Mesela İkinci Dünya Savaşı sonrası liberal Batı tarih yazımının görmezden geldiği, müttefik devletlerin Almanya’yı yerle bir etmiş olması ve Nazi işbirlikçiliğinin bilinenden daha geniş boyutlu olduğu gibi konular, ’90’lı yıllardan itibaren sorgulanmaya başladı ve ortaya daha çok boyutlu değerlendirmeler çıktı. Tony Judt’un Postwar (Savaş Sonrası) ve Mark Mazower’ın Dark Continent (Kara Kıta) başlıklı kitapları bu konuda en bilinen çalışmalardır.

Geçmişe bir sünger çekmek stratejisi çerçevesinde demokrasiye yumuşak geçiş yapmış olan İspanya’da, Franco rejiminin muhasebesi konusunda 2019 yılına kadar ‘fazla kurcalamamak’ tavrı hâkim oldu. Buna karşın sert rejim değişimi geçilmiş ülkelerde tarih yazımcılığı da daha radikal dönüşümler geçirdi. Örneğin Sovyetler Birliği’nin çözülüşünün ardından Polonya’da Katolik kimliğini vurgulayan bir geçmiş kurgusu siyasallaştı. Doğu Avrupa ülkelerinin her birinde komünist dönem geçmişe özlem duyanlarla nefret edenler arasında doğrudan siyasi tartışmanın konusu oldu. Diğer taraftan İngiltere ve Fransa’da kolonyal geçmiş hep siyasi tarafları belirleyen farklılıkların yansıması olarak değerlendirilegeldi. ABD’de kölecilik ve siyah karşıtlığı ile özdeşleşen isimlerin heykellerinin yıkılması gerekip gerekmediği halen tartışma konusu.

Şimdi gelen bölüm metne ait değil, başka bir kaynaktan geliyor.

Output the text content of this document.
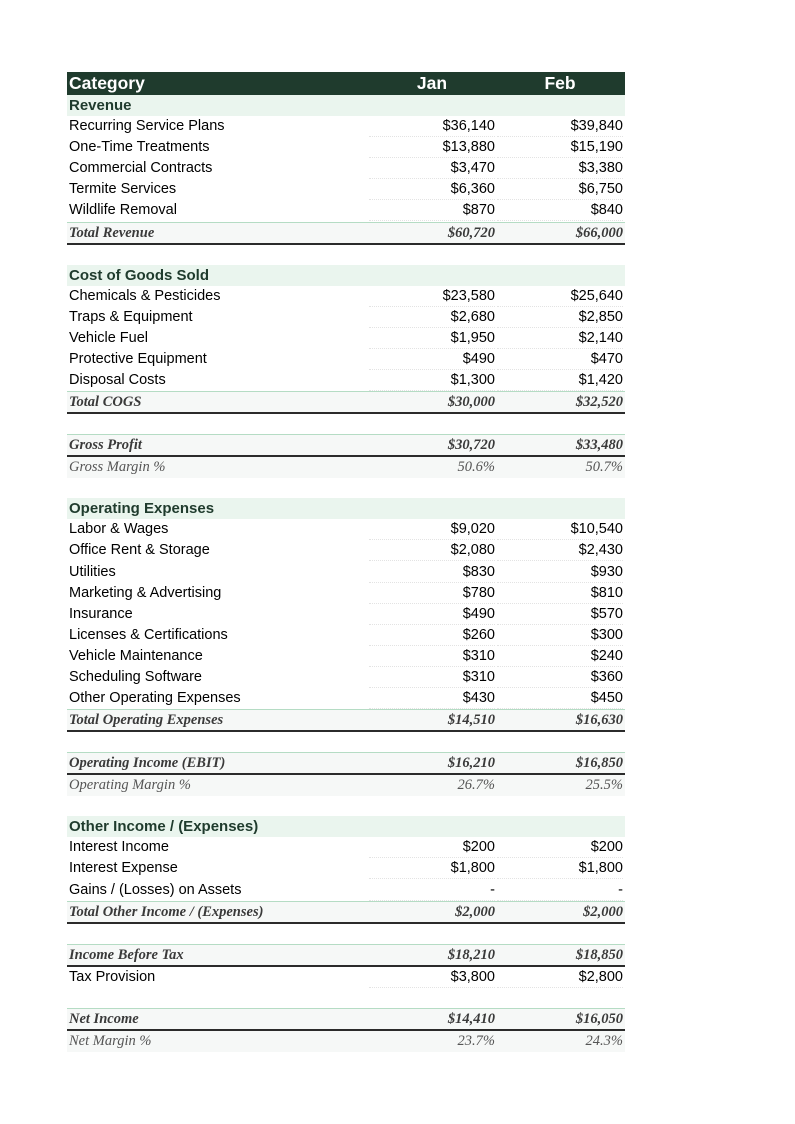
Category	Jan	Feb
Revenue
Recurring Service Plans	$36,140	$39,840
One-Time Treatments	$13,880	$15,190
Commercial Contracts	$3,470	$3,380
Termite Services	$6,360	$6,750
Wildlife Removal	$870	$840
Total Revenue	$60,720	$66,000
Cost of Goods Sold
Chemicals & Pesticides	$23,580	$25,640
Traps & Equipment	$2,680	$2,850
Vehicle Fuel	$1,950	$2,140
Protective Equipment	$490	$470
Disposal Costs	$1,300	$1,420
Total COGS	$30,000	$32,520
Gross Profit	$30,720	$33,480
Gross Margin %	50.6%	50.7%
Operating Expenses
Labor & Wages	$9,020	$10,540
Office Rent & Storage	$2,080	$2,430
Utilities	$830	$930
Marketing & Advertising	$780	$810
Insurance	$490	$570
Licenses & Certifications	$260	$300
Vehicle Maintenance	$310	$240
Scheduling Software	$310	$360
Other Operating Expenses	$430	$450
Total Operating Expenses	$14,510	$16,630
Operating Income (EBIT)	$16,210	$16,850
Operating Margin %	26.7%	25.5%
Other Income / (Expenses)
Interest Income	$200	$200
Interest Expense	$1,800	$1,800
Gains / (Losses) on Assets	-	-
Total Other Income / (Expenses)	$2,000	$2,000
Income Before Tax	$18,210	$18,850
Tax Provision	$3,800	$2,800
Net Income	$14,410	$16,050
Net Margin %	23.7%	24.3%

Cumhuriyet dönemi Türkiyesi’nde resmî tarih yazımcılığı doğal olarak Kemalizm çerçevesinde şekillenmişti. Ancak yaygın kanaatlerin aksine, Kemalist tarih yazımcılığı da zaman içinde değişim geçirdi. 12 Eylül askerî darbesi ile Türk-İslam sentezi ve Atatürkçülük karışımı yeni bir resmî tarih yazımı benimsenmişti. Bu tarih yazımcılığı Kemalist tarih yazımının Osmanlı geçmişi ile barışık bir uzlaşmacı bir revizyonundan ibaretti. İslamcı bir geçmişten gelen bir kadronun “Müslüman demokrat” kimlikle siyaset sahnesine çıktığı AKP’nin ilk döneminde Kemalizm ile hesaplaşmaktan uzak duruluyordu. Gün geldi, devran döndü, AKP siyasal olarak otoriterleşirken İslamcı ideolojiyi öne çıkarmaya başladı. İslamcı tarih yazımcılığı Kemalizm ile hesaplaşmanın ötesinde, Kemalist tarih ne diyorsa tam tersine sarılan bir yaklaşımla belirlenmişti. Aslında Kemalist tarihçiliğin “ak dediğine kara diyen” yaklaşım İslamcılık ötesinde sağ siyaset geleneğinin tümünün ’50’li yıllardan itibaren büyük ölçüde benimsediği popüler bir tarih yazımı üretmeye başlamıştır. Bu tarih yazımının ana kaynağı, Necip Fazıl Kısakürek’in aslında Cumhuriyet rejimini sorguladığı Ulu Hakan Abdülhamid Han kitabıdır. O dönem Kemalizme doğrudan karşı çıkmak mümkün olmadığı için Kısakürek kitabını “Abdülhamid’i anlamak her şeyi anlamaktır” gibi müphem bir ifade ile bitirir. Ancak bu anlayışın uç ifadeleri ‘70’li yıllardan itibaren İslamcı siyaset çevrelerinde üretildi. En ünlüsü Kadir Mısıroğlu olan İslamcı yazarlar Milli Mücadele’nin aslında “sarıklı mücahitler” tarafından saltanat ve hilafeti kurtarmak hedefi ile gerçekleştirildiği, “Lozan’ın zafer değil, hezimet olduğu” temaları etrafında geniş bir külliyat yazımına giriştiler. Bu çerçevede “Mustafa Kemal’in Selanikli bir Yahudi dönmesi olduğu”, “Hilafeti İngilizlere satmış olduğu”, hatta Cumhuriyet rejiminin bir Siyonist komplosu olduğu iddiaları doğrudan veya dolaylı yollardan tedavüle girmiştir.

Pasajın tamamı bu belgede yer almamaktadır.